Doctors-in-training were always crowding around him, physician-peers trusted his insight and patients were assured that Dr. Steven Walerstein would truly understand their concerns.
Walerstein, a resident of Dix Hills who had been a physician, senior administrator at Long Island hospitals, a professor and mentor, died Wednesday. He was 63.
At the time of his death Walerstein was senior vice president and associate chief medical officer for the Northwell Health system. Earlier in his career he served as chief medical officer at Nassau University Medical Center in East Meadow and director of the internal medicine residency program at Long Island Jewish Medical Center in New Hyde Park.

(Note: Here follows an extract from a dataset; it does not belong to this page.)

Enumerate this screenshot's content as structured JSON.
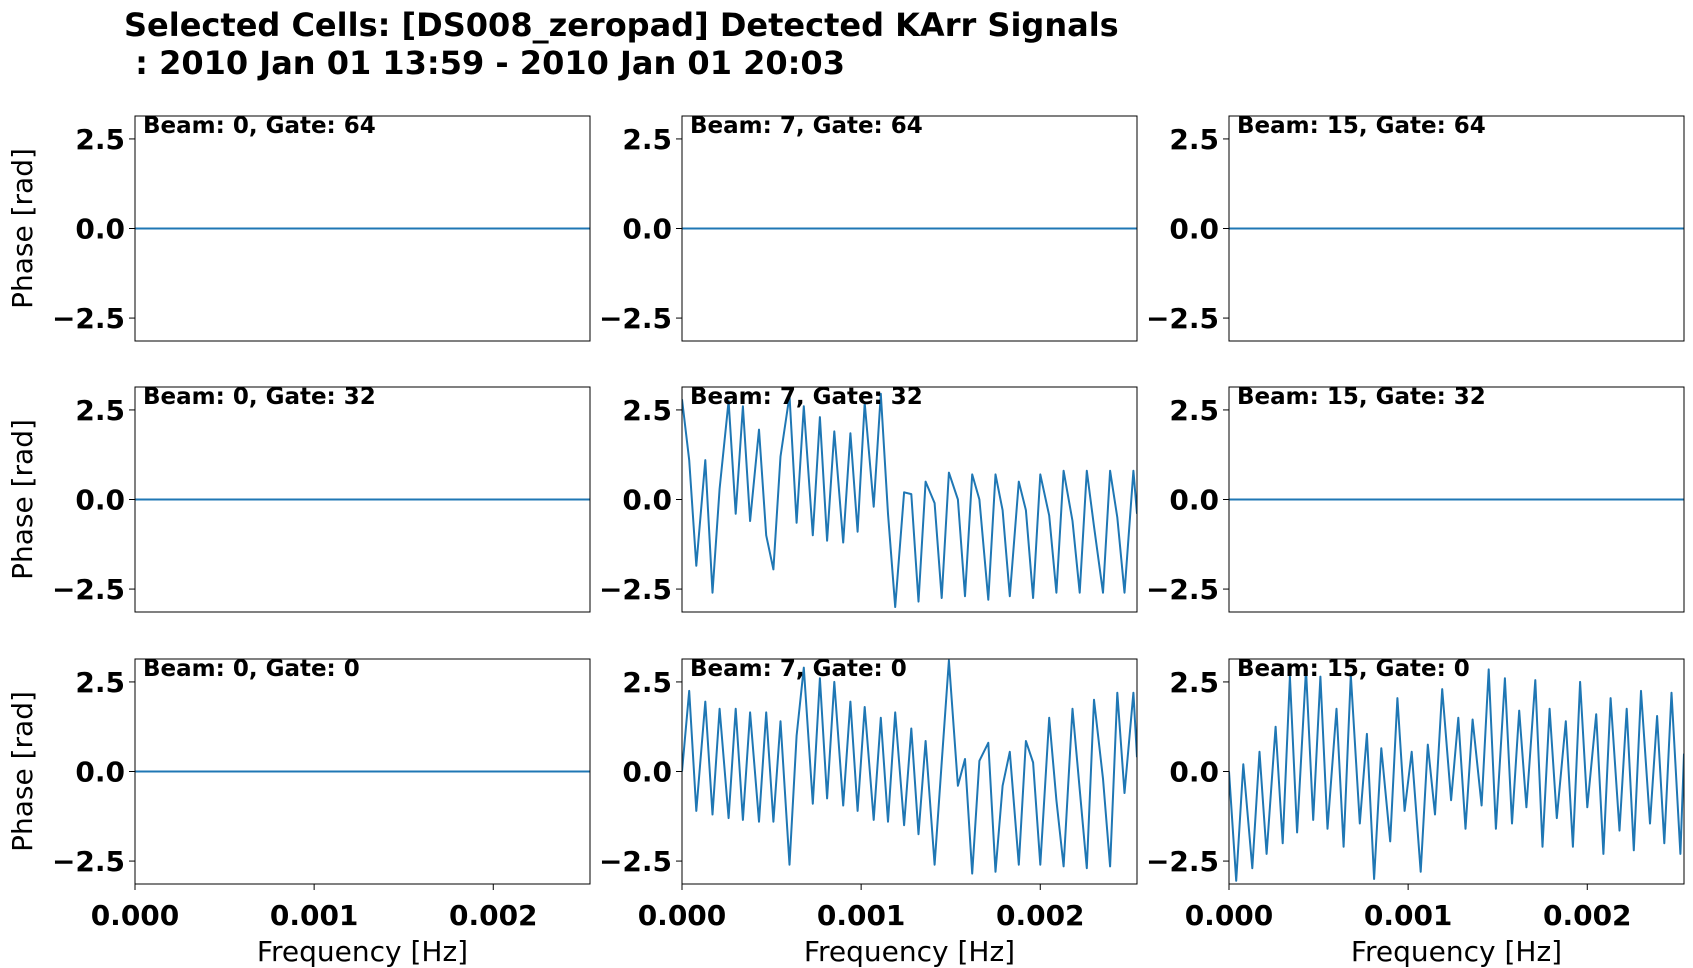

Walerstein’s son, Jason, described his dad as his best friend: “Every interaction was a lifelong lesson, even if it was something quite simple like a Little League game. If I lost, he would say, ‘Hey, you did well, you did your best.’"
The doctor’s colleagues recalled his kindness, generosity and most of all his strength, which they say was evident over the past several years as he battled recurrent, benign brain tumors. He lost vision in one eye because of the condition but Walerstein never stopped working or inspiring patients. He died of complications related to the disorder.
“Steve was my co-pilot on an eight-year adventure at the helm of Nassau University Medical Center,” said Arthur Gianelli, president of Mount Sinai St. Luke’s in Manhattan.
Gianelli was president and chief executive of Nassau Health Care Corporation when he worked with Walerstein in the early 2000s.
“Steve believed in the place. He believed in the doctors. He believed in the staff and with that kind of energy we were inspired,” Gianelli said.
“Steve fought valiantly these last 4½ years, harder than anyone ever should have to. He died as he lived — bravely, vibrantly, and as an example for all of us to live by,” Gianelli said.
Dr. Maria Carney, medical director of post-acute services at Northwell Health and chief of geriatric and palliative medicine, described her colleague as the consummate physician.
Even after developing trouble with his eyesight, Walerstein met with patients and encouraged them, said Carney, a former Nassau County health commissioner.
“He spoke to people about the importance of sharing information with their doctors, about what is important to them as patients,” Carney said.
“I considered him a friend, a colleague and mentor. He was a man of great integrity, a very good man, who fought for those who couldn’t fight for themselves,” added Carney, who worked closely with Walerstein during the 2009 H1N1 flu pandemic.
Among Walerstein’s attributes was “one heck of a sense of humor,” Carney said.
Gianelli remembered Walerstein as the New York Yankees’ biggest fan.
Walerstein was born Aug. 24, 1955, in Brooklyn but his family moved to Elmont, where he spent much of his youth. He graduated from Elmont Memorial High School and enrolled in Rensselaer Polytechnic Institute in Troy, where he met his future wife. Both were in the six-year joint biomedical program with the University at Albany School of Medicine.
Theirs was a made-for-each-other relationship, Jason Walerstein said of his parents. His mom, Dr. Donna Walerstein, became a specialist in emergency medicine. Both parents often discussed cases.
“My sister and I would hear this at dinner or while on trips or long drives,” Jason Walerstein recalled, but added that it was the lessons about life that will remain indelible.
“The biggest thing he made sure I knew was the importance of building strong relationships with family, friends and co-workers. I hope that I have lived up to that," he said.
In addition to his son and wife, Walerstein is survived by a daughter, Shara Stacke; son-in-law Simon Stacke; grandchildren Linnea and Henrik Stacke; and daughter-in-law Meagan Walerstein.
A memorial service was held Friday at Gutterman’s Funeral Home in Woodbury. Memorial donations in Walerstein’s honor can be made to the American Brain Tumor Association.